Tobias argued that hospitality is now infiltrating every part of the built environment. Office buildings have cafés, concierge desks and hotel-style receptions. Student housing, co-living and build-to-rent schemes are being designed around service, community and experience.
The first 30 seconds of arrival — once mainly a hotel concern — now shape perceptions of residential and workplace assets too.
“The first interaction that you have when you walk into a hotel or, now, student living or co-living building, that first 30-second interaction actually frames your entire stay.”
— Rebekah Tobias
Leufroy-Murat linked this to rising customer expectations. Whether someone is staying for two nights, three months or two years, they increasingly expect responsiveness, ease and quality of service. That does not make every residential asset a hotel, but it does mean that hospitality skills are becoming essential to residential performance.
A new sector identity
The panel did not settle on whether flexible living belongs to hospitality, real estate or short-term rentals. Instead, it suggested that the most successful companies will be those comfortable operating across all three.
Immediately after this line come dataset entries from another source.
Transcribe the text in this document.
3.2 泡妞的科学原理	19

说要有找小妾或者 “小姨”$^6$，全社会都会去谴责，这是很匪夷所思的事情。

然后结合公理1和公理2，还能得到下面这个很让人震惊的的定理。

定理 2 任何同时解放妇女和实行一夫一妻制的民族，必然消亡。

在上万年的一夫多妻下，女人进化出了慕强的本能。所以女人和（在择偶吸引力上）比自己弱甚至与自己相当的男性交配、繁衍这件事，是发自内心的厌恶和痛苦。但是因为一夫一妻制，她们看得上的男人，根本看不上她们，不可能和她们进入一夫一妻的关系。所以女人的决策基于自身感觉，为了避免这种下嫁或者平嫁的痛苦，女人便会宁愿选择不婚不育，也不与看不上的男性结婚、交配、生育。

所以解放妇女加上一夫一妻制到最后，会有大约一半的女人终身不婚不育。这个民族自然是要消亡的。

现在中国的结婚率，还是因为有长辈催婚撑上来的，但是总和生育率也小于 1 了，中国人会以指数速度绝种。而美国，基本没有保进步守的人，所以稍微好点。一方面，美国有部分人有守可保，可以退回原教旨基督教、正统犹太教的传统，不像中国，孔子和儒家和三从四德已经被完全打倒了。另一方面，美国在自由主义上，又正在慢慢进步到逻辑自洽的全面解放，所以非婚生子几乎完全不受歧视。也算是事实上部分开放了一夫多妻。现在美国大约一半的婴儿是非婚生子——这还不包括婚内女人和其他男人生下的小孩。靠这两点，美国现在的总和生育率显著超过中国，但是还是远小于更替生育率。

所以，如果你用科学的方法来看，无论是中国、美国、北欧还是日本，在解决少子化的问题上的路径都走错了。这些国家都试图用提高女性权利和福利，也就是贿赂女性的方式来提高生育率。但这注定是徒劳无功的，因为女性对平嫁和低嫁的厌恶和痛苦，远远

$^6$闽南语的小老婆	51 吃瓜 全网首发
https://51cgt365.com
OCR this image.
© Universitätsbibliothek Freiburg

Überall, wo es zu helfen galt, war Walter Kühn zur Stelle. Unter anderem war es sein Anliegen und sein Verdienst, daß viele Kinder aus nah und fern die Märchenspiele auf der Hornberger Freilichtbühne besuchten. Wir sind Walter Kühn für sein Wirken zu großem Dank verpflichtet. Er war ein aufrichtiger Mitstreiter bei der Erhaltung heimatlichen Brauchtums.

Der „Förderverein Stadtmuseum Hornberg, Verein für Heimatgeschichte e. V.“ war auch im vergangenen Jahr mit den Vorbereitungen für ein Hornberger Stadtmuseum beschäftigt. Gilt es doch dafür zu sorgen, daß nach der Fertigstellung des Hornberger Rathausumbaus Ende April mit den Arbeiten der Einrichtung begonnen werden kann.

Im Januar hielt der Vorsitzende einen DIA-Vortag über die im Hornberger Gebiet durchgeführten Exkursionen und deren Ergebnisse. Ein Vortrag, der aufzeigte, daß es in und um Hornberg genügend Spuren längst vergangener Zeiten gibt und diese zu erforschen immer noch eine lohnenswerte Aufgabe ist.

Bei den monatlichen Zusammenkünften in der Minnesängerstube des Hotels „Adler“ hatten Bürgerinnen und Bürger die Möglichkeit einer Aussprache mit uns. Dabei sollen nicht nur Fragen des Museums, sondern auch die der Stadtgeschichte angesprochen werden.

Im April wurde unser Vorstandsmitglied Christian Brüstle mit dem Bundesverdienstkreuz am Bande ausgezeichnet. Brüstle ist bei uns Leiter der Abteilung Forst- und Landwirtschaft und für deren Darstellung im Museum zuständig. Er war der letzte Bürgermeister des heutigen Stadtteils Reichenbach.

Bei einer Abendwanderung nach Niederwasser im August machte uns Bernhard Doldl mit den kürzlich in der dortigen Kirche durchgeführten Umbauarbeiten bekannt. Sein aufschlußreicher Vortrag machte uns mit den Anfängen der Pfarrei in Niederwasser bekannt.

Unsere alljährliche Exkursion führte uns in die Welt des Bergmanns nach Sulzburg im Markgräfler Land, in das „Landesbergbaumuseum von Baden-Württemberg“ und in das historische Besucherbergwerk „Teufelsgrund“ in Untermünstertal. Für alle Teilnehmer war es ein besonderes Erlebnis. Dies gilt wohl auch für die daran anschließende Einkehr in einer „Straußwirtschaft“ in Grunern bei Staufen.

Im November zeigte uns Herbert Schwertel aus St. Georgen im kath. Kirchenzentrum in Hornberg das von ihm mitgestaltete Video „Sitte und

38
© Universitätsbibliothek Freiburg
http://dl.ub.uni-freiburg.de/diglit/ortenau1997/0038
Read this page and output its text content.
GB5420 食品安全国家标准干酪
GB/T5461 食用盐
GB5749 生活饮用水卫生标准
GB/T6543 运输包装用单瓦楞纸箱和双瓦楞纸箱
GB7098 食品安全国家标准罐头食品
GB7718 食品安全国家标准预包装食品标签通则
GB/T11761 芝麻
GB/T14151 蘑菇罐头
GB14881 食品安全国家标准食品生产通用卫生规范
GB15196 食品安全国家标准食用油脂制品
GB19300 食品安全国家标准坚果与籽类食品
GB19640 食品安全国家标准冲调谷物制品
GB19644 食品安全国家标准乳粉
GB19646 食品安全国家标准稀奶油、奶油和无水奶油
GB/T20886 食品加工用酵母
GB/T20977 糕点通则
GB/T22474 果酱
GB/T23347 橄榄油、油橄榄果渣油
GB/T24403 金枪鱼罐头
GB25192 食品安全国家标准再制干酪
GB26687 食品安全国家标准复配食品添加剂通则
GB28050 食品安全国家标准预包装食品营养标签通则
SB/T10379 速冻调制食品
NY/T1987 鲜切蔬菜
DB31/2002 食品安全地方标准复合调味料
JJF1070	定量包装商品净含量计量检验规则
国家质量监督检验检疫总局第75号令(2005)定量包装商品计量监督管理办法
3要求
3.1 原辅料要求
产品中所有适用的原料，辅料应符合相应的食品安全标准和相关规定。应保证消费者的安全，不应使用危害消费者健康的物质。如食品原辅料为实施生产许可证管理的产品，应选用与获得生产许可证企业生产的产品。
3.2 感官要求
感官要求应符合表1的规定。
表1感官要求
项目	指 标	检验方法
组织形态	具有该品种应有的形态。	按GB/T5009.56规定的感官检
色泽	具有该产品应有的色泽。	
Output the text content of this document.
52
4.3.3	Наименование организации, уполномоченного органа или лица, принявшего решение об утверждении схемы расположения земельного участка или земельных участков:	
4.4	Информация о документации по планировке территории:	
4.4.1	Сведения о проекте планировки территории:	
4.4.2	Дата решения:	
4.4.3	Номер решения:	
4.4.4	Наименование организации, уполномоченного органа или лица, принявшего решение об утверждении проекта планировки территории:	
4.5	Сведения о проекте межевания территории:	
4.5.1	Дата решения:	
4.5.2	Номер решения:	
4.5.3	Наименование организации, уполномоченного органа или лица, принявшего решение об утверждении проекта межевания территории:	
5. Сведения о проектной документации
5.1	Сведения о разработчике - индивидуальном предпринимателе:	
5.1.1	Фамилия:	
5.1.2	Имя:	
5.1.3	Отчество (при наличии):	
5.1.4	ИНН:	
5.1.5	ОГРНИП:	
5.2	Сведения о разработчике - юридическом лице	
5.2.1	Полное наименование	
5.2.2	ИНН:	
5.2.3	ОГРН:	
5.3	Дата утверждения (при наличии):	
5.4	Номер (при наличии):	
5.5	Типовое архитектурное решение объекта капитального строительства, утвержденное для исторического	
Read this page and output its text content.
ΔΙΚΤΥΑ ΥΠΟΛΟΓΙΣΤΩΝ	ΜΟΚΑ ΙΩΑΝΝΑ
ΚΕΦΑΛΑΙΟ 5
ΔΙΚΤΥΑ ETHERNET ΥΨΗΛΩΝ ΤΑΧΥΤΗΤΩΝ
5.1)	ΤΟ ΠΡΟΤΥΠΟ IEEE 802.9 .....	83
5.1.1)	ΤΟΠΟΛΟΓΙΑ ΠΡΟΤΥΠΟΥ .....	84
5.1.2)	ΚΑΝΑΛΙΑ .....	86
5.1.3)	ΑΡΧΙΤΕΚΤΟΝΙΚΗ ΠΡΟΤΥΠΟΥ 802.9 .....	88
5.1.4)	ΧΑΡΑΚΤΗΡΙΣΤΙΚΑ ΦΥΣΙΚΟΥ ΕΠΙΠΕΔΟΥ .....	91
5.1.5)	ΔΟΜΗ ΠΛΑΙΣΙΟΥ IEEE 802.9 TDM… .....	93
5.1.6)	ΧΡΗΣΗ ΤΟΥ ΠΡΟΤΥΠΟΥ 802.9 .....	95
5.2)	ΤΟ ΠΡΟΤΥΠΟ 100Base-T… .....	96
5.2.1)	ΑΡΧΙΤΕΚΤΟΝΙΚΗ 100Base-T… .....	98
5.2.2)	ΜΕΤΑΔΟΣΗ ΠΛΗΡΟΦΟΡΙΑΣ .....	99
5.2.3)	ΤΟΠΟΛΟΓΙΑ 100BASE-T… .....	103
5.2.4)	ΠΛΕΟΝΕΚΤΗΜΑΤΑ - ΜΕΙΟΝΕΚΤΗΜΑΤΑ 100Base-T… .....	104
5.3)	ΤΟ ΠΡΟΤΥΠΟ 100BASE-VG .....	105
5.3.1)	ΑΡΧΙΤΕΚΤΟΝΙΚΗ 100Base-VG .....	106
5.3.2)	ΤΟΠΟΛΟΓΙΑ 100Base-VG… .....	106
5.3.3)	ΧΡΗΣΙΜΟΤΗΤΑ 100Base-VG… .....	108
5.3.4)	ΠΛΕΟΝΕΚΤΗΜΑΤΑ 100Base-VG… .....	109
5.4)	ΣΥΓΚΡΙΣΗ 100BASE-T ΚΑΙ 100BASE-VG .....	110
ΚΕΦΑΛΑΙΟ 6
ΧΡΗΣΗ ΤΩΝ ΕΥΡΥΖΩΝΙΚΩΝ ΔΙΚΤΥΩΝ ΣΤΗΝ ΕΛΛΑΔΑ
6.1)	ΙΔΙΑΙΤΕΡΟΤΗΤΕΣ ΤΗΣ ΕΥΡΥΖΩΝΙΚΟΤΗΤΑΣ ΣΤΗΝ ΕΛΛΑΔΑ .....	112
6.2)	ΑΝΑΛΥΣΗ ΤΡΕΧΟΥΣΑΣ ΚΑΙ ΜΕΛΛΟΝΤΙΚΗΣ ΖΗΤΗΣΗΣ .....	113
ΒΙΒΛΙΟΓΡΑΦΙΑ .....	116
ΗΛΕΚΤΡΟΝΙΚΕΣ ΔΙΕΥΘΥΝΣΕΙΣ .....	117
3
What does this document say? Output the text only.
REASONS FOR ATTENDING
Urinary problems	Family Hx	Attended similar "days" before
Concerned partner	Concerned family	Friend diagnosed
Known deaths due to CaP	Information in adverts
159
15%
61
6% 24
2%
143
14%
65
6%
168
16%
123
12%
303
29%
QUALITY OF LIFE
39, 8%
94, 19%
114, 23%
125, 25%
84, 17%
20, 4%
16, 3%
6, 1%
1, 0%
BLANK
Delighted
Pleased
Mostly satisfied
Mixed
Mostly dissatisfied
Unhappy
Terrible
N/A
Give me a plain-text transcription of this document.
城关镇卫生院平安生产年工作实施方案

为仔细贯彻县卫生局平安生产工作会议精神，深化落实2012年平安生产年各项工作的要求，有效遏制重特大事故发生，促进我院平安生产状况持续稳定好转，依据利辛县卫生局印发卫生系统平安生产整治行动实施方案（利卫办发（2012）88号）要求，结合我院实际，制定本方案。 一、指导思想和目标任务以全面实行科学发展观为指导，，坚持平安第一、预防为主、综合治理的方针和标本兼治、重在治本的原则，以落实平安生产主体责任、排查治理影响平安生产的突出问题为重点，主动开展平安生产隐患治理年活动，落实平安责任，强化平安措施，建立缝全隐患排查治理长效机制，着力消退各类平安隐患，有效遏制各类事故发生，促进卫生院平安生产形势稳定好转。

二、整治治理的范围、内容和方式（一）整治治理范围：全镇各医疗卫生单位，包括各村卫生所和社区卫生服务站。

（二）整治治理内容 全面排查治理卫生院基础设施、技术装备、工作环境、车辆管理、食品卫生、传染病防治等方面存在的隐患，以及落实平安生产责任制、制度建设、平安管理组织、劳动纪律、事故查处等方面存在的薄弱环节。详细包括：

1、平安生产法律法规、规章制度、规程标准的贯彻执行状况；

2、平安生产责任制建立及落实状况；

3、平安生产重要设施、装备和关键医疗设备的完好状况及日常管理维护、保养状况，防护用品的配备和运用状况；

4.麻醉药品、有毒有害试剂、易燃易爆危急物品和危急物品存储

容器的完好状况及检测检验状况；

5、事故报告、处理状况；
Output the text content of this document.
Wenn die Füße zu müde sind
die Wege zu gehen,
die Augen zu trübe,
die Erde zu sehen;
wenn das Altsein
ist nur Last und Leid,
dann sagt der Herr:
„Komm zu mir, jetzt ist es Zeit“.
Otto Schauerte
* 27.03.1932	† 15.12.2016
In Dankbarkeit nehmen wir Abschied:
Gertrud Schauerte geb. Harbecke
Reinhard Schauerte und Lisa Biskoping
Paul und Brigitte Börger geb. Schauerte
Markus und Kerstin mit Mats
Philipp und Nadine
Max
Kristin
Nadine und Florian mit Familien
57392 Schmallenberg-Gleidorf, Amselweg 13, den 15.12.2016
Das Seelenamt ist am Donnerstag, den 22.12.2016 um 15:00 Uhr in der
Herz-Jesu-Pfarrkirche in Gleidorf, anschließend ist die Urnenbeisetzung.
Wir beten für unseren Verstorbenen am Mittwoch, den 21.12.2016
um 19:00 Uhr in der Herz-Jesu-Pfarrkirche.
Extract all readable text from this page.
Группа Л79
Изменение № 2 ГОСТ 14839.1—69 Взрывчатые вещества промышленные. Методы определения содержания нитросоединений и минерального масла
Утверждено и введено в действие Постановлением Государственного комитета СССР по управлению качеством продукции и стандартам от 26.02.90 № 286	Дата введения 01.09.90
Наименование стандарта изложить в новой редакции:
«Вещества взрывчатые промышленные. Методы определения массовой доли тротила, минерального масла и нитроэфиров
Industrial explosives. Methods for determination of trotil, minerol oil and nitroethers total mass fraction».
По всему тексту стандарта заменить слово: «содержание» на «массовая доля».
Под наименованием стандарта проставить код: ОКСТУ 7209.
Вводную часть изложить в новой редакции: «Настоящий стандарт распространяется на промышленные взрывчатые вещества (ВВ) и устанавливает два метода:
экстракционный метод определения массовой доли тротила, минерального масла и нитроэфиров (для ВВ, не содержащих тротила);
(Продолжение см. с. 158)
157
For short-stay businesses, that creates both opportunity and risk. More institutional capital could bring more supply, more professionalism and more partnership opportunities. But it could also raise the bar for technology, compliance, brand building and operational capability.
The sector’s evolution from holiday cottages and city apartments into a flexible living ecosystem is already underway. The next chapter will be defined by companies that understand assets like real estate, serve customers like hospitality businesses, and manage demand like sophisticated operating platforms.
Key takeaways
- Flexible living is no longer a niche category.
The panel positioned flexible living as a broad and fast-maturing ecosystem that now includes short stays, serviced apartments, co-living, branded residences, PRS, PBSA and hybrid models. - The sector is being shaped by both demand and regulation.
Consumers want convenience, flexibility and turnkey living, while rental reform may encourage more landlords and institutions to explore flexible operating models. - Institutional capital is interested, but still learning.
Investors are increasingly attracted to beds and living sectors, but many still underestimate the operational complexity of short-stay and flexible residential models. - Operators are becoming central to asset value.
The right operator can drive occupancy, retention, resident experience, brand perception and yield. Flexible living is not passive real estate; it is an operating business. - Brand will matter more in residential real estate.
As PRS and flexible living mature, branded propositions could help create trust, consistency and direct demand in a market that has historically been fragmented and largely unbranded. - Hospitality and real estate are converging.
The future of the sector will not be defined by whether a business is “hospitality” or “real estate”, but by whether it can combine real estate discipline with hospitality-level service and customer experience.